“TINAPAI”, an original rice cake recipe.
This is our food, this is how we eat...
As we all know, after setting sail with five ships from Seville, Spain on August 10, 1519, Ferdinand Magellan landed in “Zamal (Samar, Philippines) on March 16, 1521. After Magellan’s death on April 20, 1521 and after burning the ship “Conceptione”, the two remaining ships sailed from the Visayas on to Mindanao, “whose king in order to make peace with us, drew blood from his left hand marking his body, face, and the tip of his tongue with it as a token of the closest friendship, and we did the same.

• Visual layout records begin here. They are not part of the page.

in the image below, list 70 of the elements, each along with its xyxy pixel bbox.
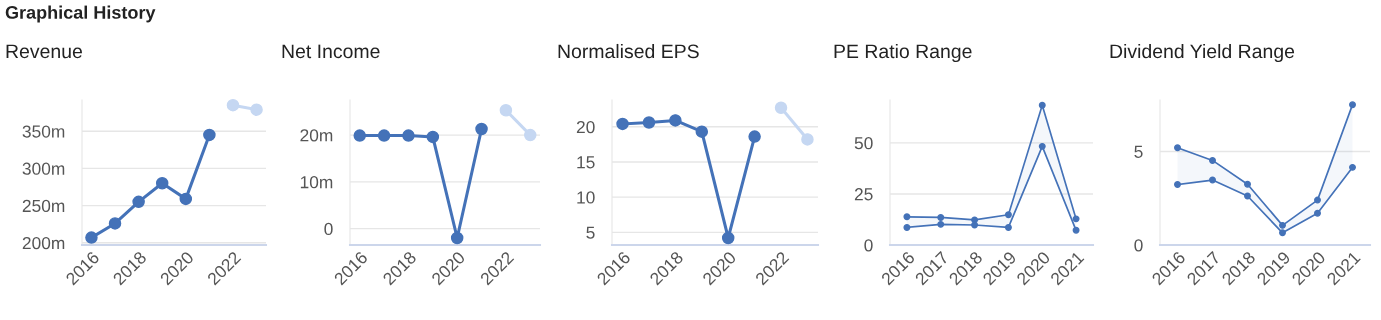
text: Graphical History — [5, 5, 156, 23]
point — [669, 114, 682, 127]
point — [616, 117, 629, 131]
point — [499, 104, 513, 117]
point — [1038, 101, 1046, 109]
point — [721, 231, 735, 245]
point — [179, 192, 193, 206]
point — [937, 220, 945, 228]
point — [1244, 180, 1251, 188]
point — [1279, 221, 1286, 229]
point — [937, 213, 945, 221]
point — [1209, 156, 1216, 164]
point — [1349, 163, 1356, 171]
point — [642, 116, 656, 129]
point — [1279, 229, 1286, 237]
point — [250, 103, 263, 116]
point — [524, 128, 537, 142]
chart-title: Net Income — [282, 44, 380, 59]
y-tick-label: 300m — [22, 162, 65, 175]
point — [801, 133, 814, 146]
chart-title: Normalised EPS — [558, 43, 699, 59]
y-tick-label: 20m — [300, 129, 333, 142]
point — [402, 129, 415, 142]
point — [155, 177, 169, 190]
y-tick-label: 350m — [22, 125, 65, 138]
point — [1072, 226, 1080, 234]
point — [1174, 181, 1181, 189]
point — [1314, 196, 1321, 204]
point — [1038, 142, 1046, 150]
point — [903, 213, 911, 221]
point — [1174, 144, 1181, 152]
chart-title: PE Ratio Range — [834, 43, 972, 63]
point — [108, 217, 122, 230]
y-tick-label: 50 — [854, 137, 873, 150]
point — [1004, 211, 1012, 219]
point — [1072, 215, 1080, 223]
point — [132, 195, 145, 209]
y-tick-label: 5 — [1134, 145, 1143, 158]
point — [774, 101, 788, 114]
point — [971, 216, 979, 224]
y-tick-label: 200m — [22, 236, 65, 250]
point — [475, 122, 488, 136]
point — [1244, 192, 1251, 200]
y-tick-label: 10 — [577, 191, 595, 204]
point — [377, 129, 391, 142]
point — [426, 130, 440, 144]
y-tick-label: 0 — [1134, 239, 1143, 252]
y-tick-label: 250m — [22, 199, 65, 213]
point — [85, 231, 98, 244]
point — [450, 231, 464, 245]
point — [1209, 176, 1216, 184]
point — [903, 223, 911, 231]
point — [203, 128, 216, 142]
y-tick-label: 15 — [577, 156, 595, 169]
y-tick-label: 0 — [324, 222, 333, 236]
y-tick-label: 20 — [576, 120, 595, 134]
y-tick-label: 25 — [854, 188, 873, 201]
point — [748, 130, 761, 143]
point — [226, 98, 240, 112]
point — [971, 221, 979, 229]
point — [1004, 223, 1012, 231]
y-tick-label: 0 — [864, 239, 873, 252]
chart-title: Revenue — [6, 44, 82, 59]
y-tick-label: 10m — [300, 176, 333, 189]
point — [1349, 101, 1356, 109]
point — [1314, 209, 1321, 217]
chart-title: Dividend Yield Range — [1110, 43, 1295, 63]
y-tick-label: 5 — [586, 226, 595, 239]
point — [695, 125, 709, 138]
point — [353, 129, 366, 142]
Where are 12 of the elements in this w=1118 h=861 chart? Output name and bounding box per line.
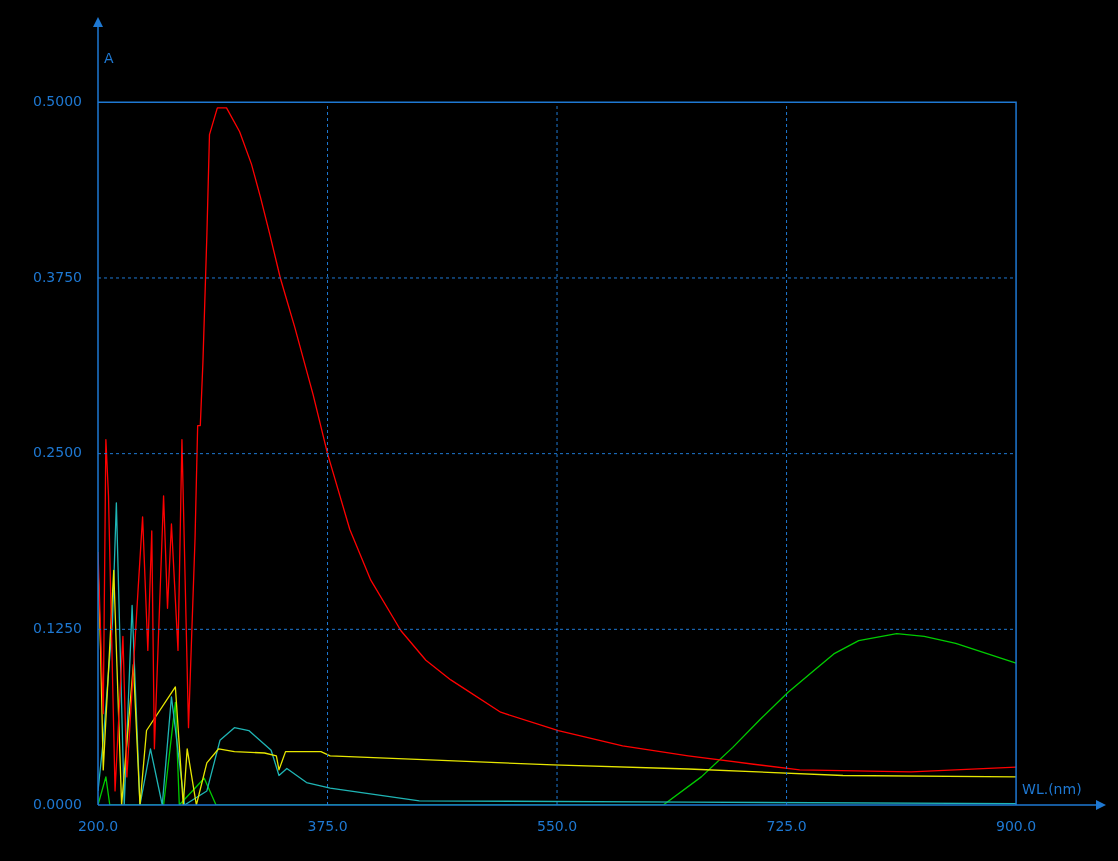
x-axis-title: WL.(nm) — [1022, 780, 1082, 797]
x-tick-label: 375.0 — [307, 818, 348, 835]
y-tick-label: 0.1250 — [33, 619, 82, 636]
x-tick-label: 550.0 — [536, 818, 578, 835]
y-tick-label: 0.0000 — [33, 795, 82, 812]
x-tick-label: 200.0 — [77, 818, 119, 835]
y-tick-label: 0.2500 — [33, 444, 82, 461]
y-axis-title: A — [104, 49, 114, 66]
y-tick-label: 0.3750 — [33, 268, 82, 285]
y-tick-label: 0.5000 — [33, 92, 82, 109]
x-tick-label: 900.0 — [996, 818, 1037, 835]
x-tick-label: 725.0 — [766, 818, 807, 835]
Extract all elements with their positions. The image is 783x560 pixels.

I (Antonio Pigafetta) went ashore alone with the king in order to see that island.”
After drinking palm wine with the king, Pigafetta noted down the recipe of the food:
“Then the supper, which consisted of rice and very salt fish, and was contained in porcelain dishes, was brought in. They ate their rice as if it were bread, and cook it after the following manner. They first put in an earthen jar like our jars, a large leaf which lines all of the jar. Then they add the water and the rice, and after covering it allow it to boil until the rice becomes as hard as bread, when it is taken out in pieces.”
In his vocabulary of Visayan words, he noted
"Acerte fogacie de rizo = tinapai = for certain Rice cakes"
Source:
Blair, E.H. (Editor). The Philippine Islands, 1493-1898, Volume XXXIII, 1519-1522, by Antonio Pigafetta. Translated from the Originals. The Arthur H. Clark Company, Cleveland, Ohio. MCMVI. The Project Guttenberg EBook-No. 42884.